Il 7 gennaio 1899 nasce a Parigi Francis Poulenc.
Pianista e compositore, fa parte con Darius Milhaud, Arthur Honegger, Germaine Tailleferre, Georges Auric e Louis Durey del cosiddetto gruppo dei sei che, nel primo dopoguerra, con l’appoggio dello scrittore Jean Cocteau – per dirlo molto sinteticamente – raccoglie l’eredità di Erik Satie.
Tra ironia e meditazione
Con uno spirito nazionalista che tende alla rifondazione della musica dell’epoca, e prendendo le distanze dal wagnerismo, dai romantici e da Debussy, le sue composizioni sono pervase da un’anima squisitamente francese e mirano a tradurre, talvolta senza privarsi di una chiave ironica, le sfumature tipiche delle atmosfere indefinite dell’impressionismo, inserendo spesso, accanto ad un gusto per l’umorismo e lo scherzo, una vena di una malinconia meditativa.
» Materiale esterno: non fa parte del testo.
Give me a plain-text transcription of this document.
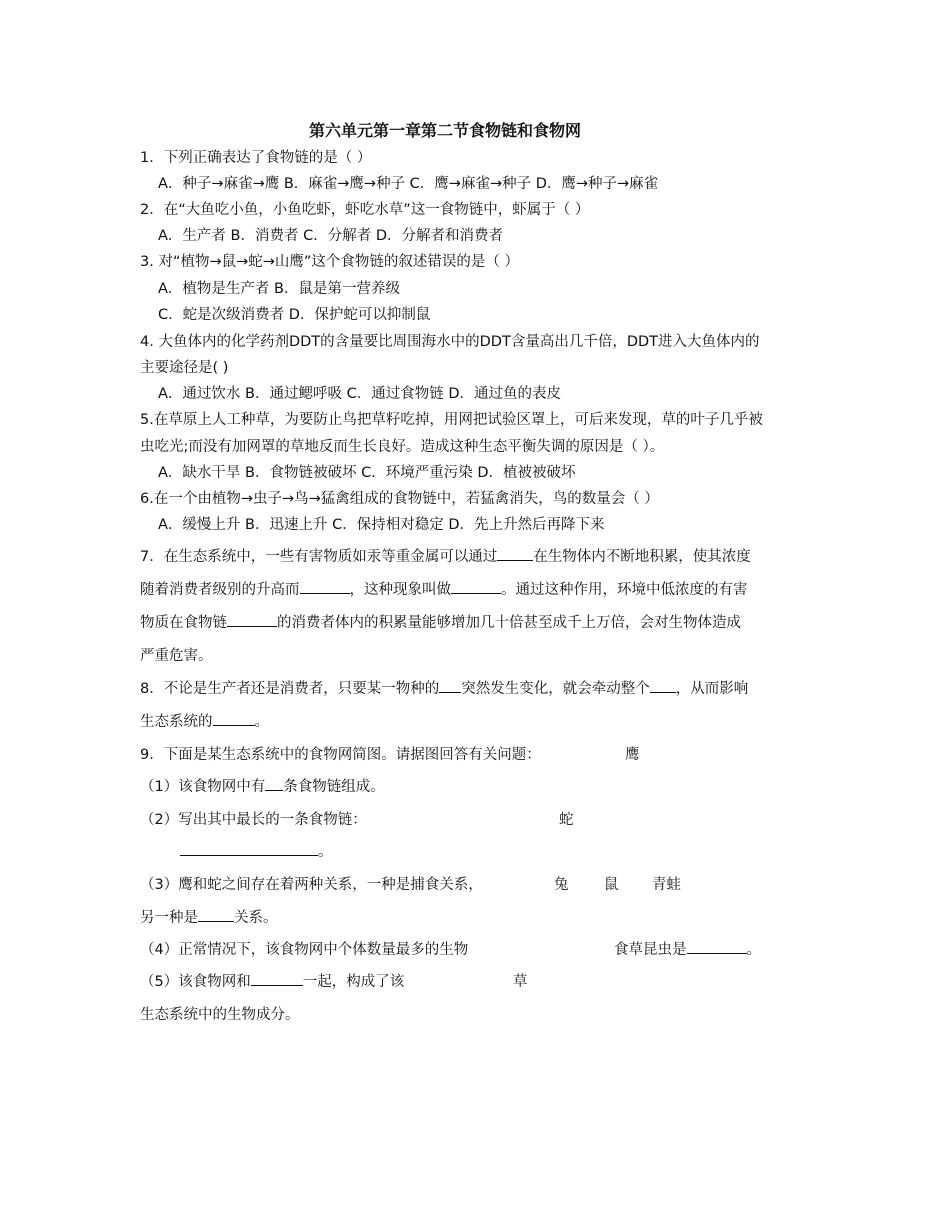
第六单元第一章第二节食物链和食物网
1．下列正确表达了食物链的是（ ）
A．种子→麻雀→鹰 B．麻雀→鹰→种子 C．鹰→麻雀→种子 D．鹰→种子→麻雀
2．在“大鱼吃小鱼，小鱼吃虾，虾吃水草”这一食物链中，虾属于（ ）
A．生产者 B．消费者 C．分解者 D．分解者和消费者
3. 对“植物→鼠→蛇→山鹰”这个食物链的叙述错误的是（ ）
A．植物是生产者 B．鼠是第一营养级
C．蛇是次级消费者 D．保护蛇可以抑制鼠
4. 大鱼体内的化学药剂DDT的含量要比周围海水中的DDT含量高出几千倍，DDT进入大鱼体内的
主要途径是( )
A．通过饮水 B．通过鳃呼吸 C．通过食物链 D．通过鱼的表皮
5.在草原上人工种草，为要防止鸟把草籽吃掉，用网把试验区罩上，可后来发现，草的叶子几乎被
虫吃光;而没有加网罩的草地反而生长良好。造成这种生态平衡失调的原因是（ ）。
A．缺水干旱 B．食物链被破坏 C．环境严重污染 D．植被被破坏
6.在一个由植物→虫子→鸟→猛禽组成的食物链中，若猛禽消失，鸟的数量会（ ）
A．缓慢上升 B．迅速上升 C．保持相对稳定 D．先上升然后再降下来
7．在生态系统中，一些有害物质如汞等重金属可以通过 在生物体内不断地积累，使其浓度
随着消费者级别的升高而	，这种现象叫做	。通过这种作用，环境中低浓度的有害
物质在食物链	的消费者体内的积累量能够增加几十倍甚至成千上万倍，会对生物体造成
严重危害。
8．不论是生产者还是消费者，只要某一物种的 突然发生变化，就会牵动整个 ，从而影响
生态系统的	。
9．下面是某生态系统中的食物网简图。请据图回答有关问题：
（1）该食物网中有 条食物链组成。
（2）写出其中最长的一条食物链：
。
（3）鹰和蛇之间存在着两种关系，一种是捕食关系，
另一种是 关系。
（4）正常情况下，该食物网中个体数量最多的生物	食草昆虫是	。
（5）该食物网和	一起，构成了该
生态系统中的生物成分。
鹰
蛇
兔 鼠 青蛙
草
Il connubio di musica e parola
Tra i risultati della copiosa produzione di Poulenc, è interessante ricordare gli splendidi componimenti che nascono affiancati ai testi poetici di grandi della letteratura francese, quali quelli di Jean Cocteau, con l’opera teatrale La voix humaine del 1959, di Guillame Apollinaire, con le liriche per canto e pianoforte Le Bestiaire del 1919 e, sempre per voce e pianoforte Tel jour, tel nuit del 1937 su versi di Paul Éluard; si tratta di alcune tra le opere più belle di Poulenc, in cui tutta la musicalità del linguaggio verbale e di quello musicale si fondono alla perfezione in un unico sublime discorso.